When big brother's flight from Minneapolis to Chicago was diverted to Cedar Rapids, Iowa, on Monday evening, he decided to get a rental car and drive the rest of the way to United Center. He made it with eight minutes left in the game, and got to see Trevor lift the Cup.
The plane tried twice to land before a lack of fuel changed the plans. The choice to drive three hours was an easy one.
"Through the pouring rain it took us almost three hours, but it was worth it," van Riemsdyk said.
Five years ago James van Riemsdyk was on the ice in Philadelphia watching as the Blackhawks celebrated their first Cup. Again Patrick Kane scored, but this time his emotions were more a sense of pride for Trevor, who missed a bulk of the season with injuries.
"It's pretty incredible when you think about it," James said. "He hasn't played a game in the NHL since November and here he is in the Stanley Cup final. It's very exciting for him, I'm very happy for him. He's definitely earned it."
Coach Joel Quenneville put Trevor van Riemsdyk back in the lineup for Game 3 against the Tampa Bay Lightning, and the 23-year-old did well in his bottom-pairing role. As 40-year-old defence partner Kimmo Timonen soaked in the Cup as the perfect ending for his career, van Riemsdyk got to enjoy what could be the first of many with the Blackhawks.

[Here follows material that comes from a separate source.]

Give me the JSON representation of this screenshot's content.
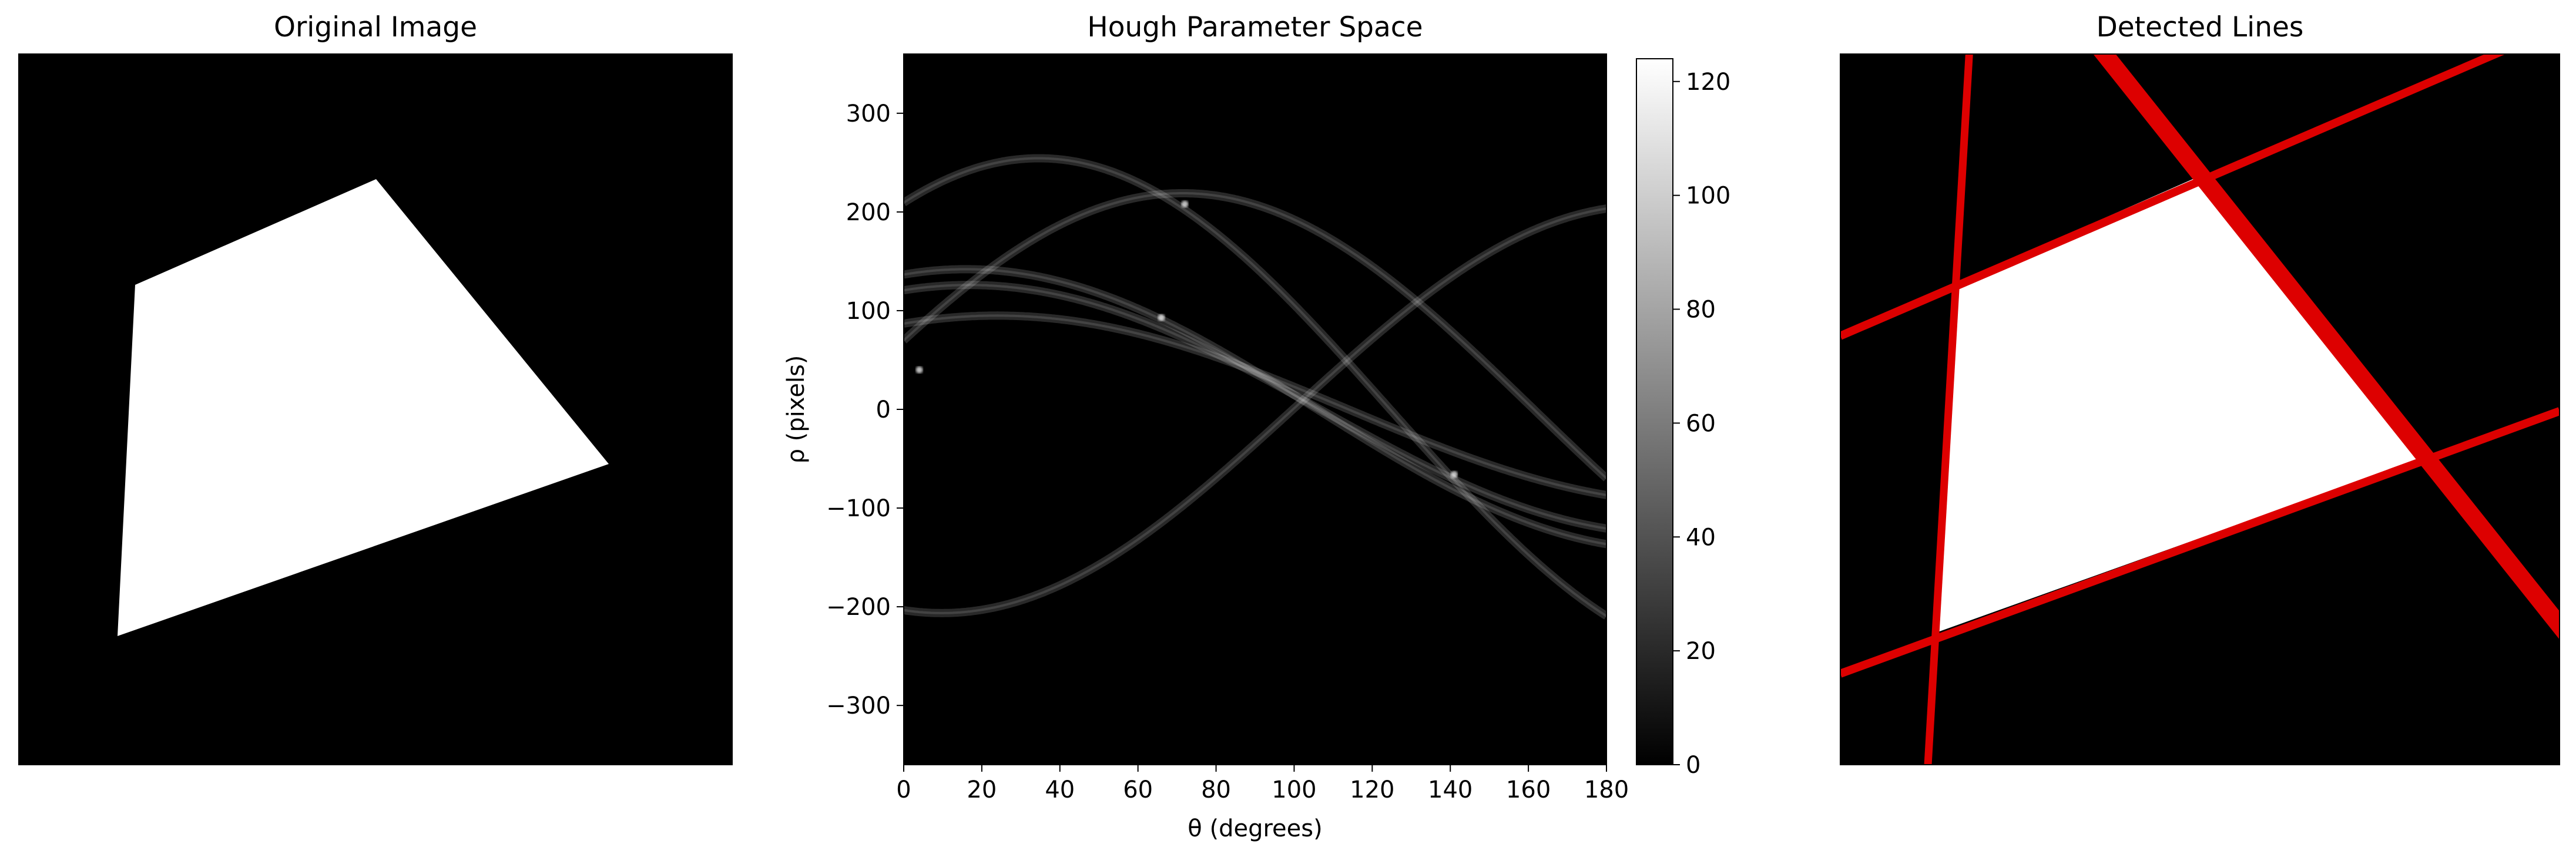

Being a part of the Cup final was a reward for his trying year. Van Riemsdyk missed months with a left patella fracture and then underwent wrist surgery in April.
During his recovery, van Riemsdyk dreamed of the Cup and counted up the weeks in his head to see if he'd be back in time. He made it.

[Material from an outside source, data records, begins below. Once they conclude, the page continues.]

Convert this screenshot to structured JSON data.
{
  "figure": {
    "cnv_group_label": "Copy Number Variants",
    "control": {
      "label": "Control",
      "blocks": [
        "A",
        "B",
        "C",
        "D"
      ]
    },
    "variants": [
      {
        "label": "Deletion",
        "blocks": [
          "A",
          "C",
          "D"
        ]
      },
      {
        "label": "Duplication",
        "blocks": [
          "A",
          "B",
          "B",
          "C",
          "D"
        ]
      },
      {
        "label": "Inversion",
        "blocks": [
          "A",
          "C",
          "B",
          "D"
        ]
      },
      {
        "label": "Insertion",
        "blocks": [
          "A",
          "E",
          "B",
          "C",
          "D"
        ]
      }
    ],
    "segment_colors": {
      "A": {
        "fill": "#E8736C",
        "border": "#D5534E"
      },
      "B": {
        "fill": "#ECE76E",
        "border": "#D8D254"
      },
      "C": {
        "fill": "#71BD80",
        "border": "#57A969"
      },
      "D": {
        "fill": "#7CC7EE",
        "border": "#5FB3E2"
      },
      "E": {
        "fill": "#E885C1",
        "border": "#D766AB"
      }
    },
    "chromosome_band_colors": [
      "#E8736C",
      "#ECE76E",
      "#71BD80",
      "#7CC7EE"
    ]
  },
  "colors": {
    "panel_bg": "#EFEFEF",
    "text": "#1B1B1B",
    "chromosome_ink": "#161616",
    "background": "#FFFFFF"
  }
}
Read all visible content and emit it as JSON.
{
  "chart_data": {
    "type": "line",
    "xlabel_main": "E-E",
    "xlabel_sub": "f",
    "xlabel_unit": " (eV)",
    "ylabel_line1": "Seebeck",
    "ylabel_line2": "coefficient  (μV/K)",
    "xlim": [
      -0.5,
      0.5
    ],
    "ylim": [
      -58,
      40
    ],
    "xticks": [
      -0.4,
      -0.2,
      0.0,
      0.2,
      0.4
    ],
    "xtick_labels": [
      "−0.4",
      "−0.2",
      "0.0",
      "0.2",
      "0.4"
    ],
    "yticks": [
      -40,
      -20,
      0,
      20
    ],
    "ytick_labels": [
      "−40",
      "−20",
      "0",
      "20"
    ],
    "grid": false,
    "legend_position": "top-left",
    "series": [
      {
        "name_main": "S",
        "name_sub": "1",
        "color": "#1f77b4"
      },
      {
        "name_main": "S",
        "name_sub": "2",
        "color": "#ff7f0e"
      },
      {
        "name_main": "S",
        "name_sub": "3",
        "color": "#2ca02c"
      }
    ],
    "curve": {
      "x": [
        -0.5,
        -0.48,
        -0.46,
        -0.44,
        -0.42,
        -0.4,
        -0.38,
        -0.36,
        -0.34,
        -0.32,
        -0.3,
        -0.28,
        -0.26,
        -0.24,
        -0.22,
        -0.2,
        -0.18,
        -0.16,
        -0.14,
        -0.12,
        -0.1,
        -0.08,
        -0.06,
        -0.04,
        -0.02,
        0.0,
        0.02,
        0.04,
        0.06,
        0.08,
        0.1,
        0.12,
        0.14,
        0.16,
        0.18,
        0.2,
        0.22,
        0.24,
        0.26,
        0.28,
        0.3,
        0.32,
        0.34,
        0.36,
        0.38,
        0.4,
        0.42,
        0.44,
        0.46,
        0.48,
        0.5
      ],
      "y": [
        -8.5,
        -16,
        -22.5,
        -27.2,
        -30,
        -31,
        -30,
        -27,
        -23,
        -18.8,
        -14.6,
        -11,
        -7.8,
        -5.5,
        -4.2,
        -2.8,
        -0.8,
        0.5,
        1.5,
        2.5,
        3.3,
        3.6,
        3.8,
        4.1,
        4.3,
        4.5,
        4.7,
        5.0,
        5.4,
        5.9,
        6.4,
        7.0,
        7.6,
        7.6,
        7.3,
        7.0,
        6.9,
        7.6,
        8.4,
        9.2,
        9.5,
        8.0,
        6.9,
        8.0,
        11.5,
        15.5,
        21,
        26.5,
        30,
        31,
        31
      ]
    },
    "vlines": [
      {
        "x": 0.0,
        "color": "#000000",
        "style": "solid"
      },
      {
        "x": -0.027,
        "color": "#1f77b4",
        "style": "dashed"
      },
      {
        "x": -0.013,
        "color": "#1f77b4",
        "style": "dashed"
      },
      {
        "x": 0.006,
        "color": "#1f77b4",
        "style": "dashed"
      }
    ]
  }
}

"It's been a long year but it???s all worth it," van Riemsdyk said. "The comeback and just trying to play well. Obviously we had a bunch of guys step up big, pretty much everyone."
A college free agent out of the University of New Hampshire, van Riemsdyk surprised by making the Blackhawks out of training camp. Now he's a Quenneville favourite and is expected to be a long-term piece of the puzzle in Chicago.
"It's pretty crazy," van Riemsdyk said. "I owe a lot of people a lot of things along the way."